C4 Grasses Employ Various Strategies to Acclimate Rubisco Activase to Heat Stress

Abstract

Abstract C4 crops such as Zea mays (maize) and Sorghum bicolor (sorghum) are crucial producers of food and bioenergy. In these crops, carbon assimilation is limited at higher temperatures because the enzyme rubisco activase (RCA), which is responsible for proper function of the CO2 fixing protein rubisco, has been shown to be thermolabile. We present a holistic approach to understand carbon assimilation and RCA function in maize, sorghum, and the C4 model grass Setaria viridis (setaria) during heat stress acclimation. Gas exchange data confirms that assimilation is limited by Ribulose 1,5-bisphosphate (RuBP) carboxylation during heat.

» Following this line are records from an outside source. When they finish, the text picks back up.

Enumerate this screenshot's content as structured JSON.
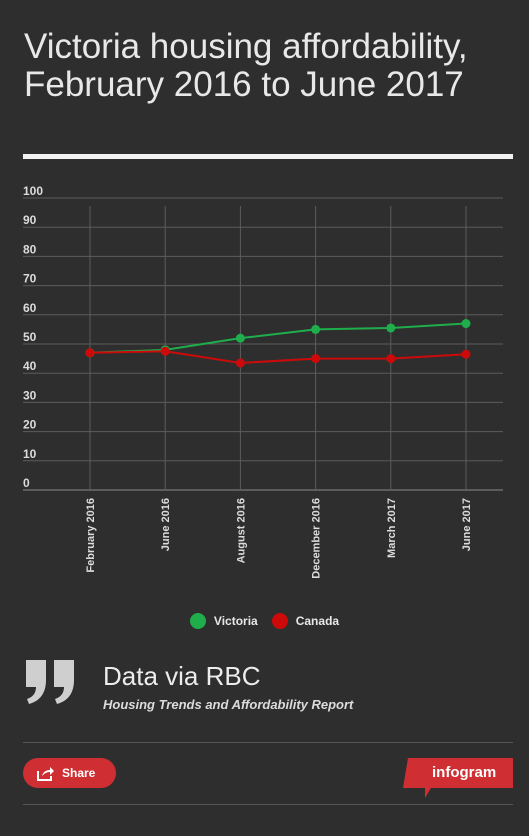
{
  "title": "Victoria housing affordability, February 2016 to June 2017",
  "chart_data": {
    "type": "line",
    "categories": [
      "February 2016",
      "June 2016",
      "August 2016",
      "December 2016",
      "March 2017",
      "June 2017"
    ],
    "series": [
      {
        "name": "Victoria",
        "color": "#1fae4b",
        "values": [
          47,
          48,
          52,
          55,
          55.5,
          57
        ]
      },
      {
        "name": "Canada",
        "color": "#cc0a0a",
        "values": [
          47,
          47.5,
          43.5,
          45,
          45,
          46.5
        ]
      }
    ],
    "ylim": [
      0,
      100
    ],
    "yticks": [
      0,
      10,
      20,
      30,
      40,
      50,
      60,
      70,
      80,
      90,
      100
    ],
    "grid": true,
    "legend_position": "bottom-center"
  },
  "source": {
    "title": "Data via RBC",
    "subtitle": "Housing Trends and Affordability Report"
  },
  "footer": {
    "share_label": "Share",
    "brand_label": "infogram"
  },
  "icons": {
    "quote": "quote-icon",
    "share": "share-icon"
  },
  "colors": {
    "background": "#2e2e2e",
    "accent": "#cf2e33"
  }
}
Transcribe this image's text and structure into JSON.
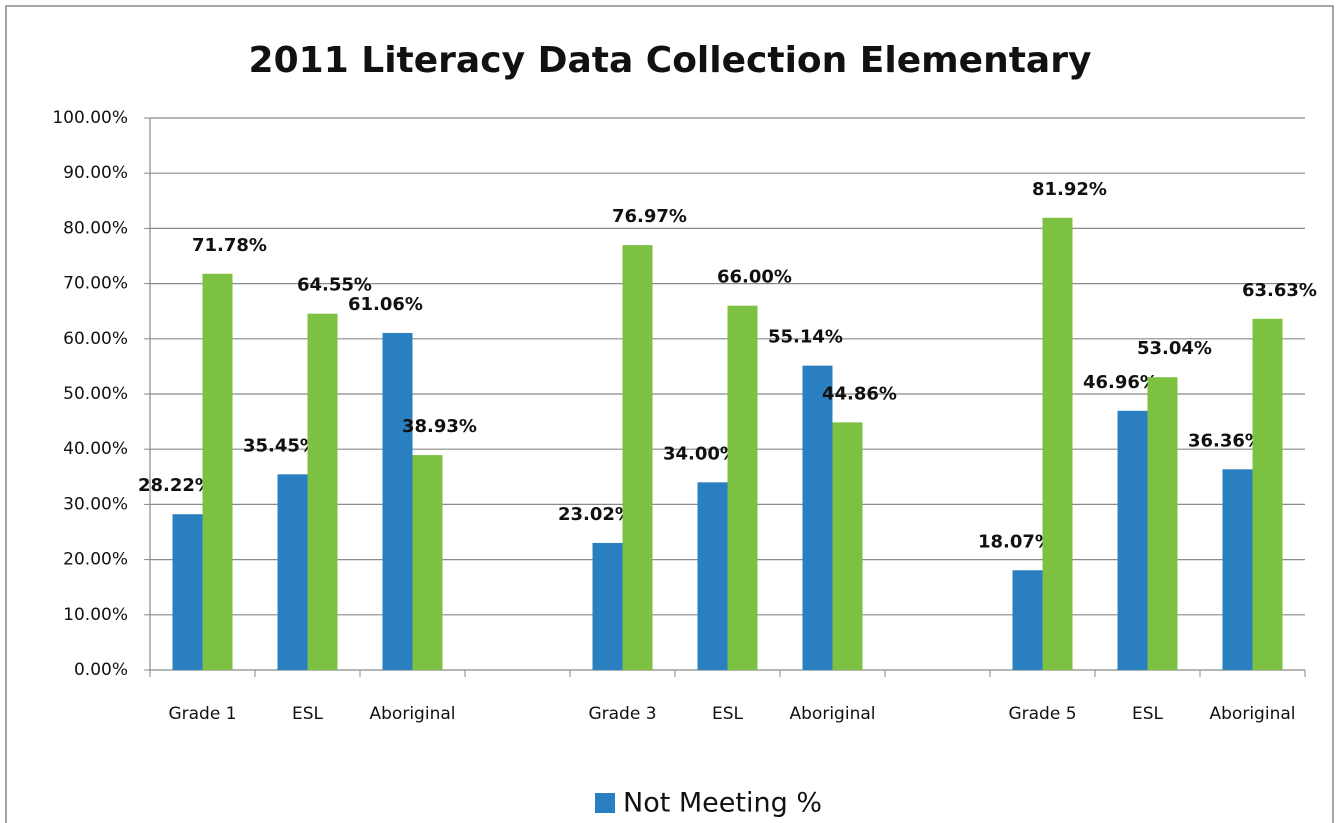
{
  "chart_data": {
    "type": "bar",
    "title": "2011 Literacy Data Collection Elementary",
    "categories": [
      "Grade 1",
      "ESL",
      "Aboriginal",
      null,
      "Grade 3",
      "ESL",
      "Aboriginal",
      null,
      "Grade 5",
      "ESL",
      "Aboriginal"
    ],
    "series": [
      {
        "name": "Not Meeting %",
        "color": "#2a7fc1",
        "values": [
          28.22,
          35.45,
          61.06,
          null,
          23.02,
          34.0,
          55.14,
          null,
          18.07,
          46.96,
          36.36
        ],
        "value_labels": [
          "28.22%",
          "35.45%",
          "61.06%",
          null,
          "23.02%",
          "34.00%",
          "55.14%",
          null,
          "18.07%",
          "46.96%",
          "36.36%"
        ]
      },
      {
        "color": "#7cc142",
        "values": [
          71.78,
          64.55,
          38.93,
          null,
          76.97,
          66.0,
          44.86,
          null,
          81.92,
          53.04,
          63.63
        ],
        "value_labels": [
          "71.78%",
          "64.55%",
          "38.93%",
          null,
          "76.97%",
          "66.00%",
          "44.86%",
          null,
          "81.92%",
          "53.04%",
          "63.63%"
        ]
      }
    ],
    "ylim": [
      0,
      100
    ],
    "yticks": [
      {
        "value": 0,
        "label": "0.00%"
      },
      {
        "value": 10,
        "label": "10.00%"
      },
      {
        "value": 20,
        "label": "20.00%"
      },
      {
        "value": 30,
        "label": "30.00%"
      },
      {
        "value": 40,
        "label": "40.00%"
      },
      {
        "value": 50,
        "label": "50.00%"
      },
      {
        "value": 60,
        "label": "60.00%"
      },
      {
        "value": 70,
        "label": "70.00%"
      },
      {
        "value": 80,
        "label": "80.00%"
      },
      {
        "value": 90,
        "label": "90.00%"
      },
      {
        "value": 100,
        "label": "100.00%"
      }
    ],
    "grid": true,
    "legend": "bottom"
  }
}
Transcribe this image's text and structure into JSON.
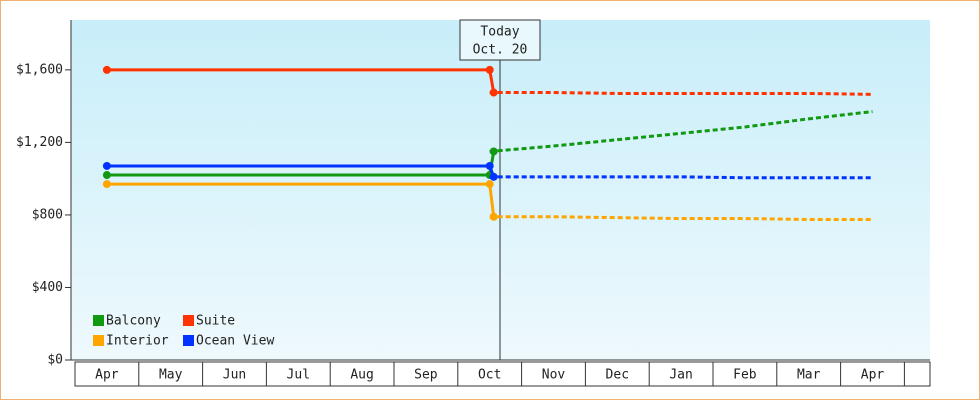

Plants express a variety of RCA isoforms and we show that each species changes the isoform expression and proteoform abundances of these variants in different ways. In addition, to understand how changing conditions in the chloroplast stroma affect RCA function during heat, we examined the regulation of RCA activity by thioredoxin F, magnesium ions and adenosine diphosphate. As expected, the activity of RCA is modulated by a combination of these variables, but surprisingly, how these biochemical environment factors affect RCA function differs vastly between species. Unexpected differences are even apparent within a single species: different cultivars of maize show differences in assimilation, proteoform abundance and regulation. Our surprising observation that each grass expresses and regulates RCA differently suggests that even closely related plants use different strategies to maintain RCA function and we conclude that a single reference system cannot accurately reflect protein function in every cultivar.